The frontmatter (CLI-owned at creation) carries id, uuid, title, status, severity, and reported. Two fields are added by you at resolution time: resolved: (ISO timestamp) and a resolution: block.

Status lifecycle

Fixes have four statuses:
not_started → in_progress → completed
                          ↘ superseded
completed has a hard rule: every task must be either completed (with a commitSha) or superseded. Three completed + two superseded = a completed fix; one task still open = the fix stays in_progress.

Body sections

The CLI scaffolds Issue Summary, Reproduction, and a Tasks placeholder.
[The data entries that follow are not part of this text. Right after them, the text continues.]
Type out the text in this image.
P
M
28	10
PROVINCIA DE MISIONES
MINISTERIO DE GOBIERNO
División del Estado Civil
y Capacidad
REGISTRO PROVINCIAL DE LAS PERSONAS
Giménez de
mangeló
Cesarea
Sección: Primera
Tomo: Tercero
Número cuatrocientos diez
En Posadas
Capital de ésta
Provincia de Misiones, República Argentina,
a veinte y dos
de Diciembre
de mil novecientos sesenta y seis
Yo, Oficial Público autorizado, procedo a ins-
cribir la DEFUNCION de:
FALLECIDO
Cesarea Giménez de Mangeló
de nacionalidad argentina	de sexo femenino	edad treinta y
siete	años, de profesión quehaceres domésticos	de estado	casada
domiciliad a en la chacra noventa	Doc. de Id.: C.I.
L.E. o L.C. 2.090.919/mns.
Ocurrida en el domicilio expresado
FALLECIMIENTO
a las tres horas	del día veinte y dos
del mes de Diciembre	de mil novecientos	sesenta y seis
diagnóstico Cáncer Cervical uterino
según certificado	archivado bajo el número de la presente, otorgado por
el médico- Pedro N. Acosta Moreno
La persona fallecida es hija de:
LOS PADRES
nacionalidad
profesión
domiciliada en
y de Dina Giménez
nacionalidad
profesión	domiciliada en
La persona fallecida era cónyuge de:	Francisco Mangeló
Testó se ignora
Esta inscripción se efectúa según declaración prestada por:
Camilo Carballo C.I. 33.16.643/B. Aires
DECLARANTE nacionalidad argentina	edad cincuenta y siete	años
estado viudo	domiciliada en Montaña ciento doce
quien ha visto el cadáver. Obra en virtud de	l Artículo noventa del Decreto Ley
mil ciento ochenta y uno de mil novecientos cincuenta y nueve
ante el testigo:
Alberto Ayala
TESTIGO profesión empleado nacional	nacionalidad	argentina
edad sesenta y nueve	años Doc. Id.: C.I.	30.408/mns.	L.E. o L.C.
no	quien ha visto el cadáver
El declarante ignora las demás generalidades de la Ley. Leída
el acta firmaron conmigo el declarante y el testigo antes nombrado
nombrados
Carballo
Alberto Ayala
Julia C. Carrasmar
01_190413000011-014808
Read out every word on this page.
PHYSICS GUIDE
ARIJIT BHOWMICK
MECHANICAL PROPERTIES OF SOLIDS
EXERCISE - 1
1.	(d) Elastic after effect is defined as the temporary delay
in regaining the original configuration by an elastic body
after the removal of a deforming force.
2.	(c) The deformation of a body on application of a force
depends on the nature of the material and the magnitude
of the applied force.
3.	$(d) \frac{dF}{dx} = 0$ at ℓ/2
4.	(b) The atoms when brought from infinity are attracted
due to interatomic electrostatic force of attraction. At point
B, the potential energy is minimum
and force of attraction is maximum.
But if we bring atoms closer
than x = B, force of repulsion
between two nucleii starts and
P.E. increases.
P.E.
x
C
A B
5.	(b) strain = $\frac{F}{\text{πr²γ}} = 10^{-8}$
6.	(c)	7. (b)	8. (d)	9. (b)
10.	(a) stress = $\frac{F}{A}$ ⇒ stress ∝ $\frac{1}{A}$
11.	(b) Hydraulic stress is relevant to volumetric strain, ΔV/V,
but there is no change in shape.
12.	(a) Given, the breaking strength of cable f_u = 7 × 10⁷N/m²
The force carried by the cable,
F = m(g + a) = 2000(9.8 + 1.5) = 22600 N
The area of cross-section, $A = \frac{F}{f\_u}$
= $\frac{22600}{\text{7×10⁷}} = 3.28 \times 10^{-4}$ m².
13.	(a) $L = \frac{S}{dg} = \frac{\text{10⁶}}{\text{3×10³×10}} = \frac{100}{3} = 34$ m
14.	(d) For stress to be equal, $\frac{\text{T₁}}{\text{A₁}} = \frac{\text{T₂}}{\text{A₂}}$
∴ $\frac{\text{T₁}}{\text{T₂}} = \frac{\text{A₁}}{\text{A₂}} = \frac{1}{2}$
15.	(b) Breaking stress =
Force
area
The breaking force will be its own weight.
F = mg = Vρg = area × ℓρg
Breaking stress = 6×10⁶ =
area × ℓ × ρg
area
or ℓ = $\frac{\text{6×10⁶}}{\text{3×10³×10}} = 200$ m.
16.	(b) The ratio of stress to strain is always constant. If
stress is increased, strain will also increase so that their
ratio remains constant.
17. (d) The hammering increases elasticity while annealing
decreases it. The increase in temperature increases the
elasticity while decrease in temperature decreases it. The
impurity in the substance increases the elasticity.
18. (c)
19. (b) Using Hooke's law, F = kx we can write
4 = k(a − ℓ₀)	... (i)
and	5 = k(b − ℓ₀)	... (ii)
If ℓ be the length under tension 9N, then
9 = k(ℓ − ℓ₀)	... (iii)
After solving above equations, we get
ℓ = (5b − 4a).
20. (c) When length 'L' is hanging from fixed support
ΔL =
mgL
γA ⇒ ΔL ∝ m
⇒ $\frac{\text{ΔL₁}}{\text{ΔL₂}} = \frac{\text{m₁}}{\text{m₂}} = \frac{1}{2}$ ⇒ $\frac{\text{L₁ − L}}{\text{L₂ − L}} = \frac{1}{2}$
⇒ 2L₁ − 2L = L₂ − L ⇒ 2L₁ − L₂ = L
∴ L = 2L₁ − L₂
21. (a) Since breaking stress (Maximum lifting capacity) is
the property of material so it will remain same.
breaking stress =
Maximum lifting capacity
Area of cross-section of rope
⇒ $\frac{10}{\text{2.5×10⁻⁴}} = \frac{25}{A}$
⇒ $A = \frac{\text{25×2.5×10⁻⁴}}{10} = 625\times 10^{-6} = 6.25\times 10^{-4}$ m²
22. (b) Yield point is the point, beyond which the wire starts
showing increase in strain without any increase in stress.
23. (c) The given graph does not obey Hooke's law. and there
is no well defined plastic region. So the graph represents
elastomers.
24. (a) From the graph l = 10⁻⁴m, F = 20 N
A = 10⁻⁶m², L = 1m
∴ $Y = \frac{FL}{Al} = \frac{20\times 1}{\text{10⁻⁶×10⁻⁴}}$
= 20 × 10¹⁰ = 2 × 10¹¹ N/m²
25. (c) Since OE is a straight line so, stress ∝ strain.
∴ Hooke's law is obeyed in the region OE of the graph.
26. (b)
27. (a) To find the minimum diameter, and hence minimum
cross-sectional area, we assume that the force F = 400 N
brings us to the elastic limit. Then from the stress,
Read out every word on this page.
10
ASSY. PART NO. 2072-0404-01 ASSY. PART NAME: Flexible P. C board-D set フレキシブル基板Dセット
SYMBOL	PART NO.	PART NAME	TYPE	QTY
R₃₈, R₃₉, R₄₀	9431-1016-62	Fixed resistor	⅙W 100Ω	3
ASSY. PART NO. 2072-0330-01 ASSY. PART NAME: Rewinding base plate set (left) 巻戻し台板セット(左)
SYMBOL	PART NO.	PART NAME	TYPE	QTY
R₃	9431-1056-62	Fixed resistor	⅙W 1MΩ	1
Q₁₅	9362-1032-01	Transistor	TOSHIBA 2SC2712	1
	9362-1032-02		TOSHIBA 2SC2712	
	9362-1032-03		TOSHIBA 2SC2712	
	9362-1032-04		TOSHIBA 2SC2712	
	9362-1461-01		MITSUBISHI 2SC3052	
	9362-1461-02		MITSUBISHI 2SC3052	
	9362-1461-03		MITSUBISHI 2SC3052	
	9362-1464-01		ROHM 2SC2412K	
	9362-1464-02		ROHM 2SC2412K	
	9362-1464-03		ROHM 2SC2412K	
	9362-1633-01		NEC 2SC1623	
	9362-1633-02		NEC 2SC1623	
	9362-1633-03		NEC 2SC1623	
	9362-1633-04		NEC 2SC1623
The sections worth adding:
  • Reproduction Steps / Expected / Actual — the bug, pinned precisely.
  • Root Cause Analysis — the code path and the logic error, plus affected files. (Remember the parser rule: no ### N. numbered headings outside ## Tasks.)
  • Test Plan — three tables: 🔒 regression tests that must pass unchanged, ✏️ amended tests whose expectations change, and 🆕 new tests the fix adds.
  • Tasks — same task-block syntax as features; commits reference them with Fix: + Task: headers instead of PRD:/Feature:.

The resolution block

When the last task closes, the frontmatter gets the outcome:
status: completed
resolved: 2026-07-12T16:40:00.000Z
resolution:
  rootCause: Session token refresh raced the request retry
  fix:
    - Serialised refresh behind a mutex
    - Added regression test for the race
  filesModified:
    - src/auth/session.ts
    - src/auth/session.test.ts
Then re-sync (tiny-brain task sync docs/fixes/login-timeout.md). The fix document ends its life as a complete record: what broke, why, how it was proven fixed, and which commits did it.